Nebula integration test framework reconstruction based on BDD theory (part 2)

NebulaGraph
中文
This article was first published in the Nebula Graph public NebulaGraphCommunity , Follow to see the technical practice of large-scale graph database.

基于 BDD 理论的 Nebula 集成测试框架重构(下篇)

In last article , we introduce the evolution of integration testing Nebula Graph. This article introduces the process of adding a use case to the test set and successfully running all test cases.

Environmental preparation

At the beginning of the construction of the 2.0 test framework, we customized some tool classes to help the test framework quickly start and stop a single-node nebula service, including functions such as checking port conflicts and modifying some configuration options. The original execution process is as follows:

  1. Start nebula service through python script;
  2. Call pytest.main execute all test cases concurrently;
  3. Stop nebula's service.

The inconvenience is that when certain parameter options need to be specified for pytest, the parameter needs to be transparently passed to the pytest.main function, and each time a single test case is run, it needs to be cmake by the script generated by 060ded59d0b9b0, which is not very convenient. We want to "execute the test wherever the test case is".

Service start

In the transformation process of this test framework, in addition to changing the program entry, most of the original encapsulated logic was reused. Since nebula has accumulated a lot of use cases at present, single-process operation can no longer meet the needs of rapid iteration. After trying other parallel plug-ins, considering compatibility, we finally chose the pytest-xdist plug-in to speed up the entire test process.

But pytest only provides four scope fixtures: session, module, class and function. And we hope to use a global-level fixture to complete the startup and initialization of the nebula service. At present, the highest level of session level is still executed once for each runner, so if there are 8 runners, 8 nebula services must be started, which is not what we expect.

Refer to the document pytest-xdist, and file locks are required for parallel control between different runners. In order to make the control logic simple enough, we separate the program start-stop and preparation logic from the process of executing the test, and use a separate step to control the start of nebula. When some tests have problems, you can also connect to the test separately through the nebula-console Services, further verification and debugging.

data import

Prior to this, Nebula's data import process was to directly execute a spliced nGQL INSERT statement.

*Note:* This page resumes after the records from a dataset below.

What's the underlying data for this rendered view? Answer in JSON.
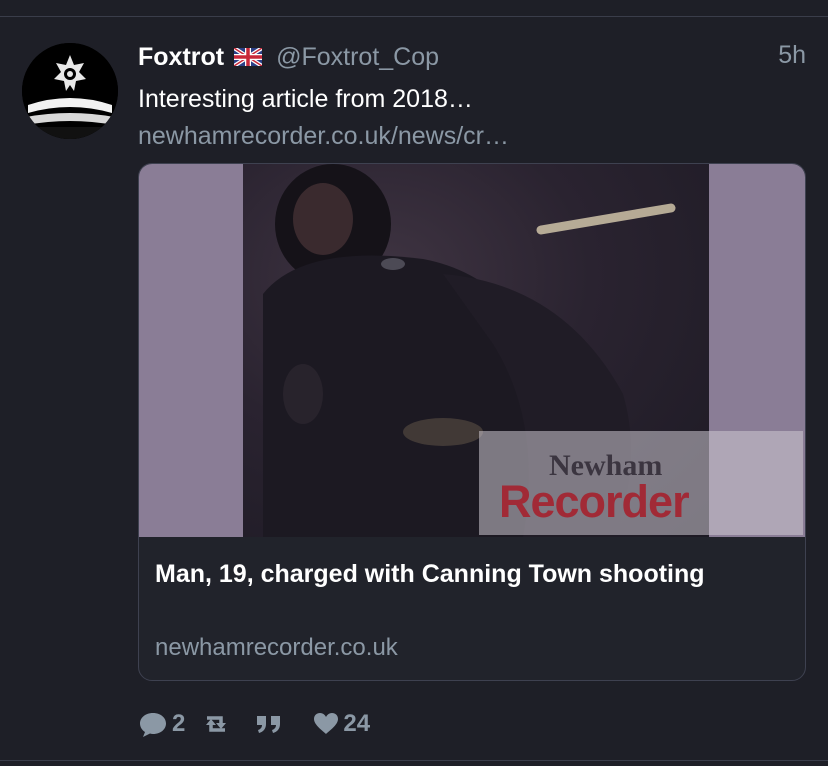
{
  "tweet": {
    "display_name": "Foxtrot",
    "handle": "@Foxtrot_Cop",
    "timestamp": "5h",
    "text": "Interesting article from 2018…",
    "link_text": "newhamrecorder.co.uk/news/cr…",
    "flag_icon": "uk-flag-icon",
    "avatar_icon": "police-badge-avatar"
  },
  "card": {
    "title": "Man, 19, charged with Canning Town shooting",
    "domain": "newhamrecorder.co.uk",
    "watermark": {
      "line1": "Newham",
      "line2": "Recorder"
    },
    "media_description_icon": "cctv-photo"
  },
  "actions": {
    "reply": {
      "icon": "reply-icon",
      "count": "2"
    },
    "retweet": {
      "icon": "retweet-icon",
      "count": ""
    },
    "quote": {
      "icon": "quote-icon",
      "count": ""
    },
    "like": {
      "icon": "heart-icon",
      "count": "24"
    }
  },
  "colors": {
    "background": "#1e1f27",
    "secondary_text": "#8b98a5",
    "primary_text": "#ffffff",
    "card_border": "#3e4150",
    "watermark_red": "#a12a36"
  }
}
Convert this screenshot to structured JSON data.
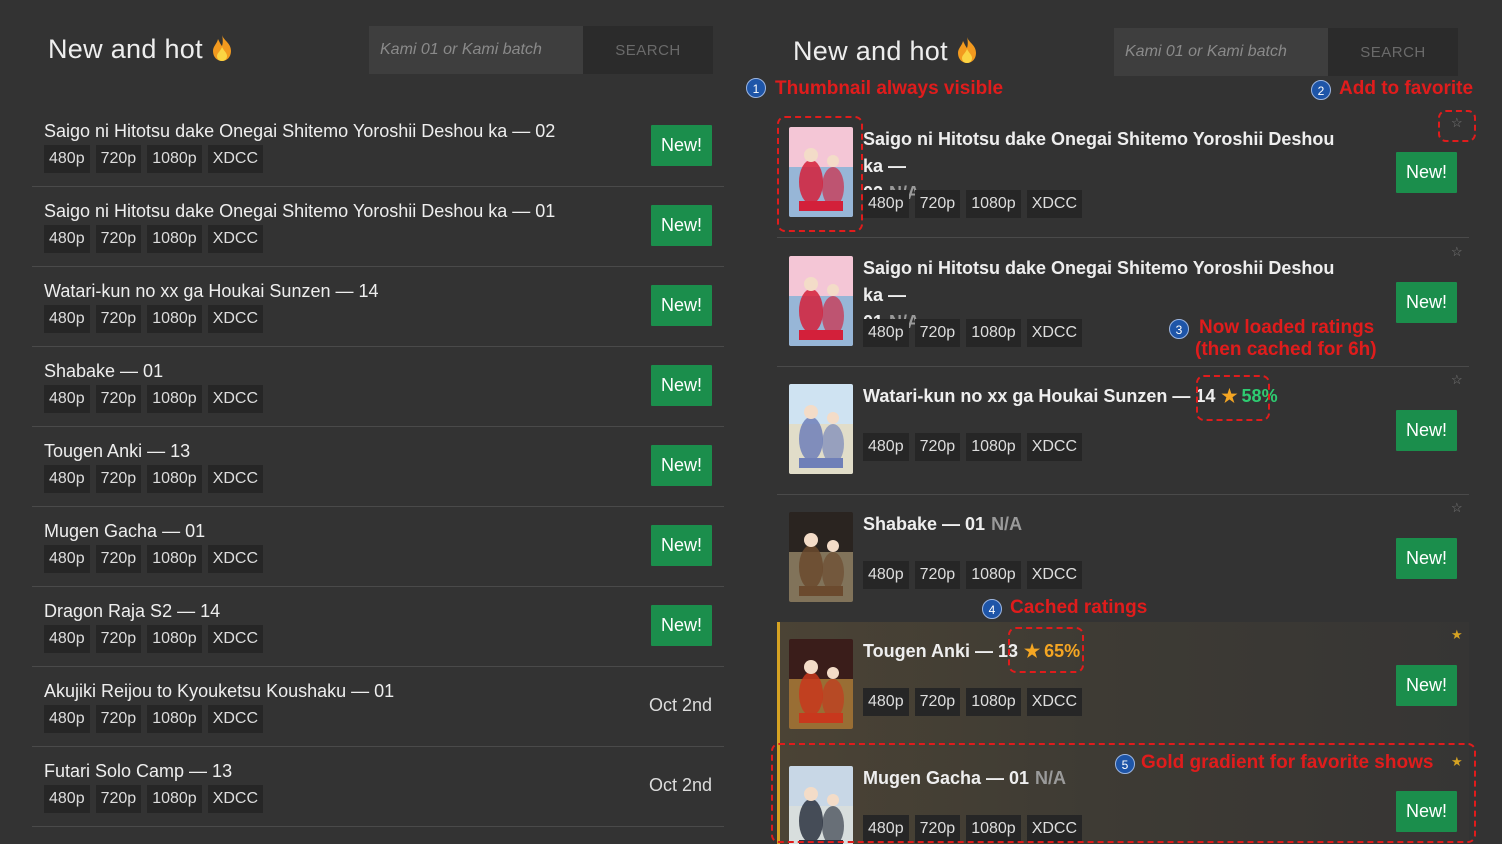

In doing so, there are the following problems:

  1. In the case of a large test data set, the INSERT statement will become lengthy and the client execution will time out;
  2. It is not easy to expand a new test data set, and it is necessary to construct a ready-made csv data file into a corresponding nGQL sentence file;
  3. The same data set cannot be reused. For example, if you want to import the same csv into a space of different VID types for testing, you need to construct different INSERT statements.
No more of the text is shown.